Okay, I’m lying.
It’s not exactly fun, but taking a mess of a first draft to the next level—a not so messy, more coherent second draft—can be somewhat painless. The trick is to keep your eye on the big picture. This means not bothering with line edits and stray typos, but really looking at your manuscript as a whole and stepping back to see what you have. Carolyn See says in her helpful book on writing, Making a Literary Life:
Revision is when you first get to recognize the distance between what you wanted to write, what you thought you were writing, and what you actually did write. That recognition often makes you want to throw up.
The old me would’ve stopped at that point and wallowed in nausea. I didn’t know what to do next and basically I’d just go through the manuscript once more and check the spelling then start sending it out. Needless to say, I wasn’t very successful. I kept hoping a kindly editor would pluck me out of the slush pile, fall in love with my flawed manuscript and tell me what to do. TELL ME WHAT TO DO. That was my motto. But really I didn’t think there was anything that needed to be done. And in any case, I didn’t feel like doing it. But there must have been a part of me that knew I still had a lot to learn. I kept writing and reading and going to conferences and talking to other writers about how they wrote.
Over the years I’ve cobbled together a process that seems to work for me (in the absence of that kindly editor. Whom I fear does not exist. Sigh.) What I figured out is that if I want my book to be better, I’m the one who’s going to have to make it that way. So for what it’s worth, here are some helpful tidbits I’ve picked up along the way, the things I wish I’d known ten years ago:
1. When you finish your first draft, print it off in a different font from the one you wrote it in, then put it away and don’t look at it or think about it for at least six weeks. Your mind needs a break and some distance from the made-up world it’s been living in for the last few months. Rest. Clean your house. Watch crappy TV. You earned it. Then write something else.
2. Read your book, looking for the BIG PICTURE. What is your story about? Someone said once that all stories come down to one thing: a character wants something and he can’t have it. Your main character goes somewhere, learns something, faces some challenge. What’s his conflict? Who is his adversary? The amazing editor Patti Gauch says that every book should have a driving question that will keep the reader turning the pages. Will Dorothy get home? Will Stanley in Louis Sachar’s novel Holes have to keep digging holes? Will Jaws eat the sheriff? Etc. You may have had an idea of your question, your big picture, when you started writing your book. Then again, maybe not. Or it may have shifted along the way. Here is the point where you need to find out if what you’ve written all hangs together. If it doesn’t, don’t despair. See number 3.

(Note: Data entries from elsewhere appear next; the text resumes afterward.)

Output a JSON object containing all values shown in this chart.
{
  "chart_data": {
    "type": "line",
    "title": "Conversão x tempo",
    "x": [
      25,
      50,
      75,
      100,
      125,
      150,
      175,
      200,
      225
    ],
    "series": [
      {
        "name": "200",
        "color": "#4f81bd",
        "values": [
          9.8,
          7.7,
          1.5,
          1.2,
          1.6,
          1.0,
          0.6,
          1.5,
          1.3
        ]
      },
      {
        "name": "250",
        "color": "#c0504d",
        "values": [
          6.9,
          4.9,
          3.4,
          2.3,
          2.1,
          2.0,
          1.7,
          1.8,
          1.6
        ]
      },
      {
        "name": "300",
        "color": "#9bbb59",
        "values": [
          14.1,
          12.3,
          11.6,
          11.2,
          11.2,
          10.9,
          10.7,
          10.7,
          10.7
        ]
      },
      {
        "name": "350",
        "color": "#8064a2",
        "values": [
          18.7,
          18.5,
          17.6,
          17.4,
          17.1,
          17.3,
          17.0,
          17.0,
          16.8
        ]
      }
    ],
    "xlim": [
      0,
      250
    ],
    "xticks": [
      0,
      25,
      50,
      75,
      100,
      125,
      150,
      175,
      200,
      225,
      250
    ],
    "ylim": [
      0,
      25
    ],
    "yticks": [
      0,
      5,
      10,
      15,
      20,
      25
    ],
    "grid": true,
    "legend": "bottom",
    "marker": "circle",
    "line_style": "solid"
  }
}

3. Number 3. Outline your book. (Yes, some writers do this before they start writing. I am not one of them.) But now is my time to outline, so I gather up a set of index cards and record one scene per card. I want to be able to see my entire book at a glance and not have to continually shuffle through 250+ pages. Then I lay the cards out in order on the floor. There. My book. (You still may want to vomit at this point, but resist the urge.)
4. Look at those scenes. Here is where you realize the strands that worked and the ones that didn’t, the bits that started off and petered out, the cool things that popped up at the end but were never properly introduced and developed. What is your book’s driving question? Does each scene contribute to it? Does each logically follow, one after the next? Or can they be shifted? Combined? Cut? Move the index cards around. Staple several together. Leave blank spaces where scenes are missing.
5. Make a new outline. I title mine (with a huge nod to Carolyn See): What I Have and What I Need. As I type a short description of each scene, I add the elements that need to be deleted and those that need to be added to contribute to the overall arc of the story. Now I’m ready to go back into my manuscript and scene by scene, make my changes.
6. Do that, and wah lah! You’ve got a not so messy, more coherent second draft. Congratulations. This is a good time to send your manuscript out to a few trusted first readers, good friends who won’t be afraid to tell you, kindly and lovingly, what’s working and what’s not. Their comments should give you the little push you need to make it through Draft Number Three.
7. Finally, it's out into the publishing world, and you can start the process all over again by writing another first draft.